Pedro Sánchez apela a movilizar al electorado socialista en Castilla y León para cerrar la etapa de gobiernos compartidos con Vox y reafirma logros económicos del Ejecutivo

En un acto de precampaña celebrado en Ponferrada, Pedro Sánchez instó a los votantes a convertir a Castilla y León en el «punto y final» de los gobiernos autonómicos sostenidos por PP y Vox. Acompañado por el candidato del PSOE para la Junta, Carlos Martínez, el presidente del Gobierno centró su intervención en la necesidad de consolidar gobiernos socialistas que, a su juicio, ofrecen mayor protección frente a las políticas de la ultraderecha.
El líder socialista vinculó su mensaje con datos económicos y medidas recientes del Ejecutivo central, subrayando un crecimiento estable y avances sociales. En su discurso apeló a la responsabilidad colectiva y demandó el apoyo municipal y autonómico para mantener la agenda progresista desde instituciones clave.
Reivindicación de resultados y agenda social
Sánchez puso en primer plano el balance del Gobierno: un ritmo de crecimiento que, según él, sitúa a España en una posición favorable y una tasa de ocupación que marca la recuperación. En ese marco destacó la reciente subida del Salario Mínimo Interprofesional (SMI), diseñada para favorecer especialmente a jóvenes y trabajadoras, y urgió a la patronal a negociar con sindicatos para que los salarios aumenten por encima del coste de la vida y recuperen poder adquisitivo.

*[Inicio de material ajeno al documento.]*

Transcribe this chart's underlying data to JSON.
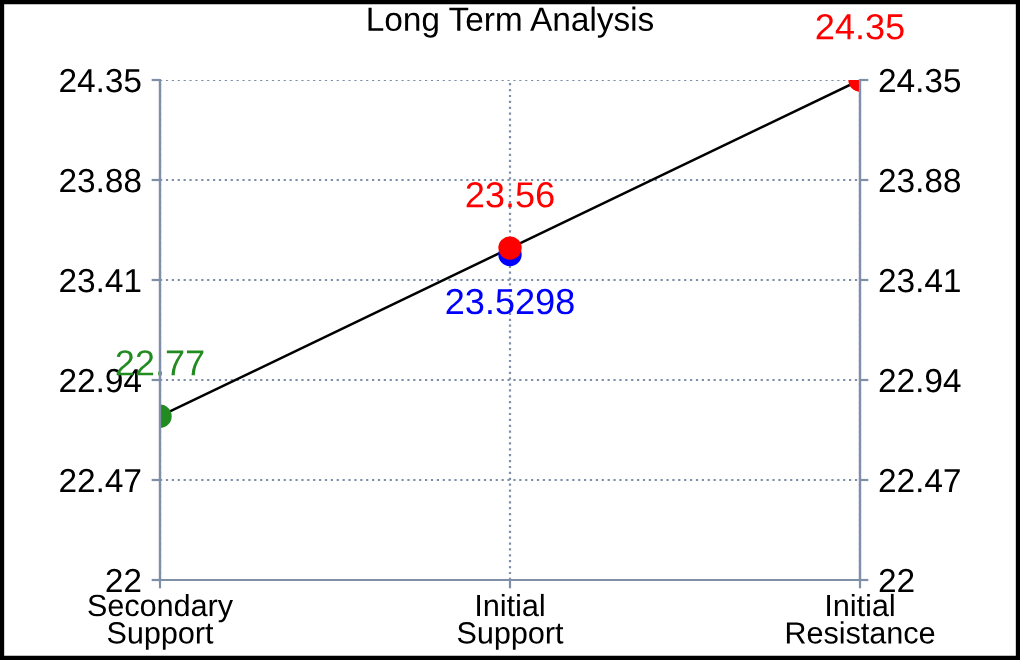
{
  "chart_data": {
    "type": "line",
    "title": "Long Term Analysis",
    "categories": [
      "Secondary\nSupport",
      "Initial\nSupport",
      "Initial\nResistance"
    ],
    "ylim": [
      22,
      24.35
    ],
    "yticks": [
      22,
      22.47,
      22.94,
      23.41,
      23.88,
      24.35
    ],
    "y2lim": [
      22,
      24.35
    ],
    "y2ticks": [
      22,
      22.47,
      22.94,
      23.41,
      23.88,
      24.35
    ],
    "grid": true,
    "marker": "circle",
    "data_labels": true,
    "series": [
      {
        "color": "#000000",
        "colors": [
          "#228b22",
          "#ff0000",
          "#ff0000"
        ],
        "values": [
          22.77,
          23.56,
          24.35
        ]
      },
      {
        "type": "scatter",
        "color": "#0000ff",
        "values": [
          null,
          23.5298,
          null
        ]
      }
    ]
  }
}
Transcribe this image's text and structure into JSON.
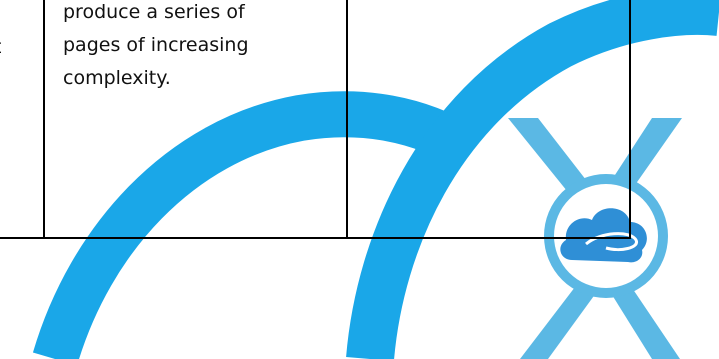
{
  "table": {
    "cell_lines": [
      "produce a series of",
      "pages of increasing",
      "complexity."
    ],
    "left_cut_fragment": "t"
  },
  "colors": {
    "arc_blue": "#1aa7e8",
    "logo_blue": "#5bb8e4",
    "cloud_blue": "#2f8fd6",
    "logo_ring_inner": "#ffffff",
    "table_border": "#000000"
  },
  "icons": {
    "logo": "cloud-x-logo-icon"
  }
}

Además, Sánchez recordó el anuncio de un paquete de inversiones bajo la etiqueta España crece, un fondo que, en sus palabras, movilizará recursos significativos para impulsar proyectos productivos. El presidente utilizó estos elementos para contraponer su gestión frente a la narrativa crítica de la oposición y para ofrecer una imagen de fortaleza económica.
Castilla y León como laboratorio político
El mitin en Ponferrada sirvió para definir a Castilla y León como un territorio simbólico: la comunidad que en marcó el inicio de gobiernos autonómicos de coalición entre PP y Vox. Sánchez invitó a los asistentes a imaginar futuros riesgos, como incendios forestales, y a preguntarse si prefieren la misma fórmula de gestión o un cambio liderado por Carlos Martínez. Con esta dramaturgia buscó polarizar la elección entre continuidad y cambio.
La pregunta sobre gestión y prevención
El presidente aludió a la gestión de sucesos como los incendios veraniegos para ilustrar la diferencia de prioridades entre su proyecto y el de la derecha. Reclamó más inversión pública y coordinación institucional para prevenir catástrofes y proteger territorios rurales y forestales, planteamiento que vinculó con la necesidad de líderes socialistas en la Junta y en los municipios.
Tensión con la oposición y agenda política
La intervención de Sánchez también sirvió para arremeter contra el PP y Vox. Reprochó al PP una narrativa alarmista que, según él, lleva años anunciando el hundimiento del país, y señaló a Vox como un actor que normaliza discursos que, en su opinión, dañan derechos y reconocimientos sociales. Denunció además prácticas digitales nocivas y anunció la intención del Ejecutivo de investigar el uso de la inteligencia artificial para crear y difundir contenidos sexuales manipulados, en especial cuando afectan a mujeres y menores.
Claves de la campaña y demandas de estabilidad
Frente a la demanda del PP de acuerdos estables con Vox para garantizar gobiernos largos, Sánchez subrayó la importancia de una mayoría clara que permita implementar políticas sin depender de socios que, a su juicio, erosionan derechos. Para el PSOE, la recuperación económica, la protección social y la regulación tecnológica son ejes que requieren mayorías que respalden su continuidad.
El mensaje final del presidente fue una llamada a la movilización: consolidar presidencias autonómicas y alcaldías socialistas para asegurar que las medidas adoptadas a nivel central se traduzcan en políticas locales y regionales. En su argumentario, la suma de victorias territoriales es imprescindible para «seguir hasta 2027 y más allá» con una perspectiva progresista.